The stumbling block in part 2 was the fact that some of the string inputs had overlapping matches. I'll explain with an example. Consider the setup below:

>>> inputs = ['sdpgz3five4seven6fiveh']
>>> digits = re.findall(r'(one|two|three|four|five|six|seven|eight|nine|\d)', i)
>>> print(digits)

['3', 'five', '4', 'seven', '6', 'five']

The regex pattern above is designed to match either 'one', 'two', 'three'... or any digit \d. And by manual review, it seems to work pretty well. It captures all the digits, and also 3 and five as the correct first and last digit, respectively.

However, what I overlooked in the sample input was there were inputs akin to the below. There were spelled out digits that were overlapping. In other words they were sharing one letter.

>>> inputs = ['fiveight', 'sevenine', 'eightwo']
>>> digits = re.findall(r'(one|two|three|four|five|six|seven|eight|nine|\d)', i)
>>> print(digits)

['five', 'seven', 'eight']

When you run the regex on those inputs you only get 1 digit returned. But as you can see, there are technically two digits.

There is a clue as to why this is happening within the re docs. To quote the definition of re.findall():

Return all non-overlapping matches of pattern in string, as a list of strings or tuples.

re.findall() - Python 3.12.0 documentation

The solution to handling overlapping pattern matches was to utilise what is called a positive lookahead.

Positive Lookahead

i = ['sdpgzeightwosvnfvh']
digits = re.findall(r'(one|two|three|four|five|six|seven|eight|nine|\d)', i)
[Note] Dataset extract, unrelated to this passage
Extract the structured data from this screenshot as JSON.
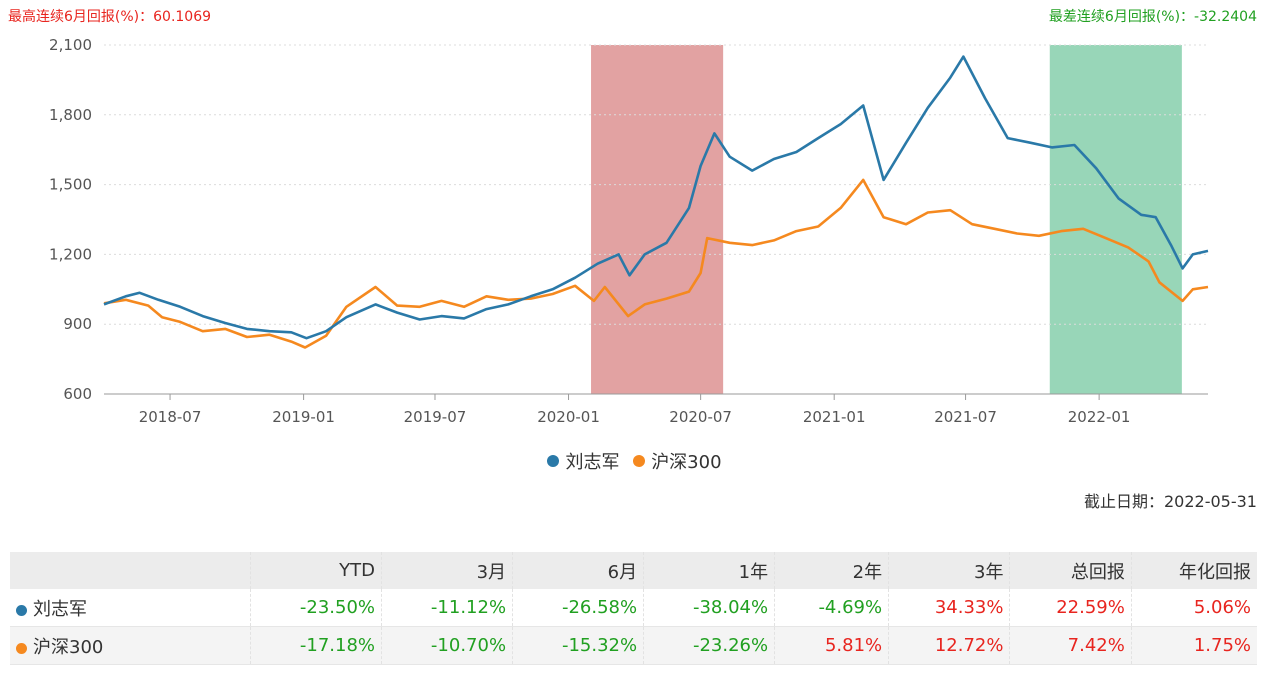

With the above example, the re.findall() will first come across 'eight' and then, from there, it is essentially continues searching from where it finished.

sdpgzeightwosvnfvh

And so what is left to 'search' is the following:

wosvnfvh

And naturally it misses the overlapping two.

When we utilise the positive lookahead which is written as this: ?= , it changes the search behaviour.

i = ['sdpgzeightwosvnfvh']
digits = re.findall(r'(?=(one|two|three|four|five|six|seven|eight|nine|\d))', i)

The positive lookahead is saying, at every character, I then look ahead for any of my one|two|three.... If I find it, I report a match, and then move one character forward and repeat my 'lookahead' search.